Prior to departure, I upgraded the firmware on both of the interchangeable lens cameras to their newest versions. This article will serve as a report on the new firmware, and of my new XE 1.
It’s very handy to have a second XF mount body. I love the XF prime lenses, but have always thought it would be helpful to have the very capable 18-55mm zoom lens at hand alongside. The second body makes this possible. I’ve taken to mounting the zoom lens on the XE 1 with an XF prime lens, either the 14 mm, or the 60 mm, on the X Pro 1. Compared to carrying two pro-level digital SLRs, the combination provides me a light, relatively unobtrusive photographic package, with equivalent image quality. I also packed my Panasonic GH1 as a lower value (but still excellent quality) camera for use in places where there was a risk of loss.
There is nothing really dramatic to say about the XE 1. It’s almost like the two earlier X cameras were mated and produced an heir. The camera has most of the best features of both, such as the enlarged Q button from the X Pro 1, and the diopter adjustment from the X100s. I like that it is smaller, which with the zoom mounted makes it a natural “grab camera” to have in hand if I’m going out for a walk.
I don’t really miss the optical view finder from the other 2 cameras, as I tend to use the electronic version most of the time. The optical viewer of the X Pro and X 100s is occasionally useful for action-oriented shots allowing one to anticipate out-of-frame events. Real action shooting however, falls to the Nikons
But I digress: in short the XE 1 is a very natural offshoot of its “parents” and it was very easy to transition between the 3 instruments.
A word on the recent firmware upgrade: I was pretty happy with the X Pro 1’s focus performance provided by the previous upgrade, and I cannot honestly say I don’t notice much difference with the newest version. The focus peaking of the interchangeable lens cameras is welcome, but in my mind less well implemented than in the X100s, where the highlighting of the in-focus areas is much more prominent. I was gratified to see, that the reconfigured auto focus button location on my recent purchase was the same as in the X Pro 1.
Needless to say ,the image quality of the XE 1 is for all intents and purposes, indistinguishable from that of the earlier cameras.
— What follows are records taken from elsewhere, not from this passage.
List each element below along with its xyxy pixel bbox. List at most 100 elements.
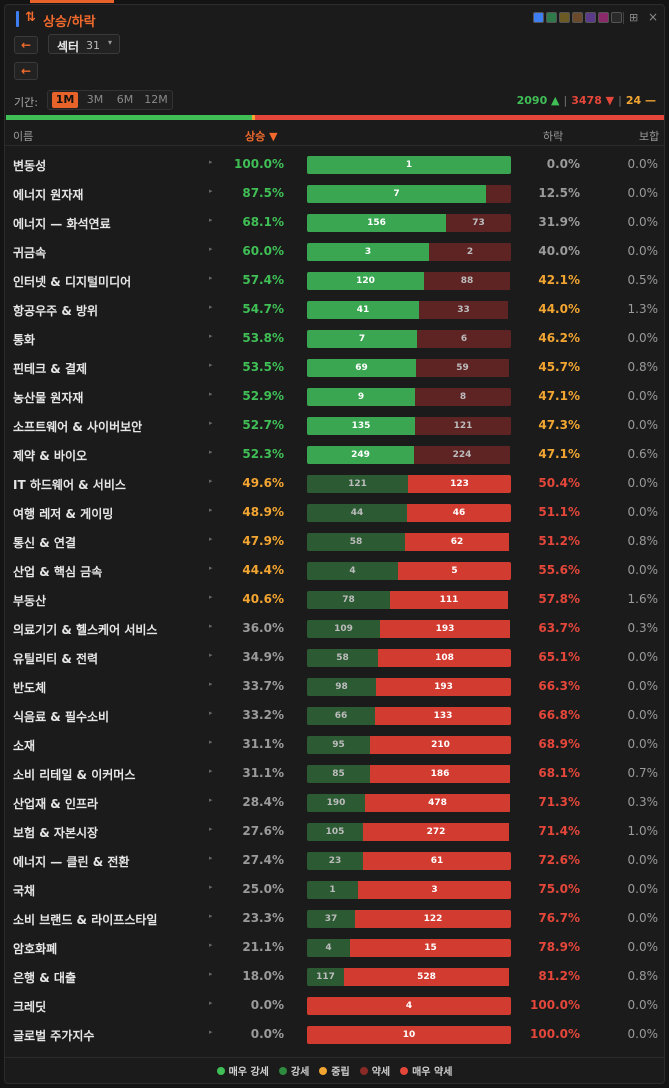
table-row[interactable]: 식음료 & 필수소비 ▸ 33.2% 66 133 66.8% 0.0% [5, 702, 664, 731]
advancers-segment: 7 [307, 330, 417, 348]
table-row[interactable]: 암호화폐 ▸ 21.1% 4 15 78.9% 0.0% [5, 934, 664, 963]
period-option-3m[interactable]: 3M [86, 93, 104, 106]
color-swatch[interactable] [559, 12, 570, 23]
table-row[interactable]: 소프트웨어 & 사이버보안 ▸ 52.7% 135 121 47.3% 0.0% [5, 412, 664, 441]
table-row[interactable]: 소비 리테일 & 이커머스 ▸ 31.1% 85 186 68.1% 0.7% [5, 760, 664, 789]
table-row[interactable]: 인터넷 & 디지털미디어 ▸ 57.4% 120 88 42.1% 0.5% [5, 267, 664, 296]
expand-caret-icon[interactable]: ▸ [209, 274, 213, 282]
color-swatch[interactable] [585, 12, 596, 23]
table-row[interactable]: 제약 & 바이오 ▸ 52.3% 249 224 47.1% 0.6% [5, 441, 664, 470]
decliners-segment: 133 [375, 707, 511, 725]
color-swatch[interactable] [598, 12, 609, 23]
back-button[interactable]: ← [14, 36, 38, 54]
expand-caret-icon[interactable]: ▸ [209, 361, 213, 369]
expand-caret-icon[interactable]: ▸ [209, 680, 213, 688]
color-swatch[interactable] [546, 12, 557, 23]
expand-caret-icon[interactable]: ▸ [209, 158, 213, 166]
table-row[interactable]: 통신 & 연결 ▸ 47.9% 58 62 51.2% 0.8% [5, 528, 664, 557]
expand-caret-icon[interactable]: ▸ [209, 245, 213, 253]
col-down[interactable]: 하락 [543, 130, 564, 143]
color-swatch[interactable] [611, 12, 622, 23]
decline-percent: 46.2% [538, 331, 580, 345]
expand-caret-icon[interactable]: ▸ [209, 535, 213, 543]
col-name[interactable]: 이름 [13, 130, 34, 143]
table-row[interactable]: 항공우주 & 방위 ▸ 54.7% 41 33 44.0% 1.3% [5, 296, 664, 325]
decline-percent: 45.7% [538, 360, 580, 374]
expand-caret-icon[interactable]: ▸ [209, 854, 213, 862]
expand-caret-icon[interactable]: ▸ [209, 303, 213, 311]
expand-caret-icon[interactable]: ▸ [209, 448, 213, 456]
expand-caret-icon[interactable]: ▸ [209, 651, 213, 659]
expand-caret-icon[interactable]: ▸ [209, 825, 213, 833]
unchanged-percent: 0.0% [627, 737, 659, 751]
panel-title: 상승/하락 [43, 15, 96, 30]
table-row[interactable]: 은행 & 대출 ▸ 18.0% 117 528 81.2% 0.8% [5, 963, 664, 992]
expand-caret-icon[interactable]: ▸ [209, 999, 213, 1007]
table-row[interactable]: 소재 ▸ 31.1% 95 210 68.9% 0.0% [5, 731, 664, 760]
legend-item: 매우 약세 [400, 1063, 452, 1078]
breadth-bar: 121 123 [307, 475, 511, 493]
close-icon[interactable]: × [648, 10, 659, 24]
expand-caret-icon[interactable]: ▸ [209, 216, 213, 224]
legend-item: 강세 [278, 1063, 309, 1078]
table-row[interactable]: 농산물 원자재 ▸ 52.9% 9 8 47.1% 0.0% [5, 383, 664, 412]
table-row[interactable]: 보험 & 자본시장 ▸ 27.6% 105 272 71.4% 1.0% [5, 818, 664, 847]
expand-caret-icon[interactable]: ▸ [209, 332, 213, 340]
table-row[interactable]: 부동산 ▸ 40.6% 78 111 57.8% 1.6% [5, 586, 664, 615]
grid-layout-icon[interactable]: ⊞ [629, 11, 639, 24]
sector-name: 유틸리티 & 전력 [13, 652, 99, 666]
window-top-accent [30, 0, 114, 3]
expand-caret-icon[interactable]: ▸ [209, 912, 213, 920]
expand-caret-icon[interactable]: ▸ [209, 709, 213, 717]
expand-caret-icon[interactable]: ▸ [209, 419, 213, 427]
table-row[interactable]: 귀금속 ▸ 60.0% 3 2 40.0% 0.0% [5, 238, 664, 267]
table-row[interactable]: 통화 ▸ 53.8% 7 6 46.2% 0.0% [5, 325, 664, 354]
advance-percent: 27.6% [242, 824, 284, 838]
expand-caret-icon[interactable]: ▸ [209, 883, 213, 891]
col-up-sorted[interactable]: 상승 ▼ [245, 130, 278, 143]
sector-dropdown[interactable]: 섹터 31 ▾ [48, 34, 120, 54]
color-swatch[interactable] [533, 12, 544, 23]
color-swatch[interactable] [572, 12, 583, 23]
unchanged-percent: 0.0% [627, 708, 659, 722]
color-group-picker[interactable] [533, 12, 622, 23]
period-option-6m[interactable]: 6M [116, 93, 134, 106]
period-option-1m[interactable]: 1M [52, 92, 78, 108]
table-row[interactable]: 산업 & 핵심 금속 ▸ 44.4% 4 5 55.6% 0.0% [5, 557, 664, 586]
expand-caret-icon[interactable]: ▸ [209, 796, 213, 804]
back-button-secondary[interactable]: ← [14, 62, 38, 80]
table-row[interactable]: 유틸리티 & 전력 ▸ 34.9% 58 108 65.1% 0.0% [5, 644, 664, 673]
expand-caret-icon[interactable]: ▸ [209, 187, 213, 195]
unchanged-segment [508, 591, 511, 609]
expand-caret-icon[interactable]: ▸ [209, 390, 213, 398]
expand-caret-icon[interactable]: ▸ [209, 564, 213, 572]
expand-caret-icon[interactable]: ▸ [209, 622, 213, 630]
table-row[interactable]: 변동성 ▸ 100.0% 1 0.0% 0.0% [5, 151, 664, 180]
sector-name: 암호화폐 [13, 942, 58, 956]
table-row[interactable]: 크레딧 ▸ 0.0% 4 100.0% 0.0% [5, 992, 664, 1021]
advancers-segment: 117 [307, 968, 344, 986]
table-row[interactable]: 에너지 — 화석연료 ▸ 68.1% 156 73 31.9% 0.0% [5, 209, 664, 238]
expand-caret-icon[interactable]: ▸ [209, 970, 213, 978]
table-row[interactable]: 소비 브랜드 & 라이프스타일 ▸ 23.3% 37 122 76.7% 0.0% [5, 905, 664, 934]
table-row[interactable]: 의료기기 & 헬스케어 서비스 ▸ 36.0% 109 193 63.7% 0.3% [5, 615, 664, 644]
expand-caret-icon[interactable]: ▸ [209, 941, 213, 949]
period-option-12m[interactable]: 12M [144, 93, 168, 106]
expand-caret-icon[interactable]: ▸ [209, 477, 213, 485]
expand-caret-icon[interactable]: ▸ [209, 1028, 213, 1036]
table-row[interactable]: 글로벌 주가지수 ▸ 0.0% 10 100.0% 0.0% [5, 1021, 664, 1050]
table-row[interactable]: 핀테크 & 결제 ▸ 53.5% 69 59 45.7% 0.8% [5, 354, 664, 383]
table-row[interactable]: 국채 ▸ 25.0% 1 3 75.0% 0.0% [5, 876, 664, 905]
table-row[interactable]: 에너지 원자재 ▸ 87.5% 7 12.5% 0.0% [5, 180, 664, 209]
expand-caret-icon[interactable]: ▸ [209, 593, 213, 601]
decliners-segment: 122 [355, 910, 511, 928]
expand-caret-icon[interactable]: ▸ [209, 738, 213, 746]
table-row[interactable]: 반도체 ▸ 33.7% 98 193 66.3% 0.0% [5, 673, 664, 702]
table-row[interactable]: 여행 레저 & 게이밍 ▸ 48.9% 44 46 51.1% 0.0% [5, 499, 664, 528]
table-row[interactable]: 에너지 — 클린 & 전환 ▸ 27.4% 23 61 72.6% 0.0% [5, 847, 664, 876]
table-row[interactable]: 산업재 & 인프라 ▸ 28.4% 190 478 71.3% 0.3% [5, 789, 664, 818]
expand-caret-icon[interactable]: ▸ [209, 767, 213, 775]
table-row[interactable]: IT 하드웨어 & 서비스 ▸ 49.6% 121 123 50.4% 0.0% [5, 470, 664, 499]
col-neutral[interactable]: 보합 [639, 130, 660, 143]
expand-caret-icon[interactable]: ▸ [209, 506, 213, 514]
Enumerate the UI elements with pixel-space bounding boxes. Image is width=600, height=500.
Now that I have developed a comfort level with raw file conversion of the X-Trans sensor, my newest camera is already like an old friend.
I still rely on the X100s for street and event, and low light shooting, but the availability of the XF 23 mm f1.4 lens may change that (although the soft “click“ of leaf shutter of the X100 series is still more discrete). I used that camera to photograph a wonderful acoustic duo in a lovely bistro in Old Forge, New York. Though I was sitting directly in front of the 2 musicians, the cameras small size and quiet shutter allowed me to shoot unobtrusively without distracting them from their performance.
It’s really a wonderful time in photography. We have wonderful new instruments, and may even be reaching a point, where aside from video; image quality is now more than adequate and may have plateaued.
I had a great deal of fun on vacation with the Fuji’s
I felt absolutely no regret about leaving my Nikons at home.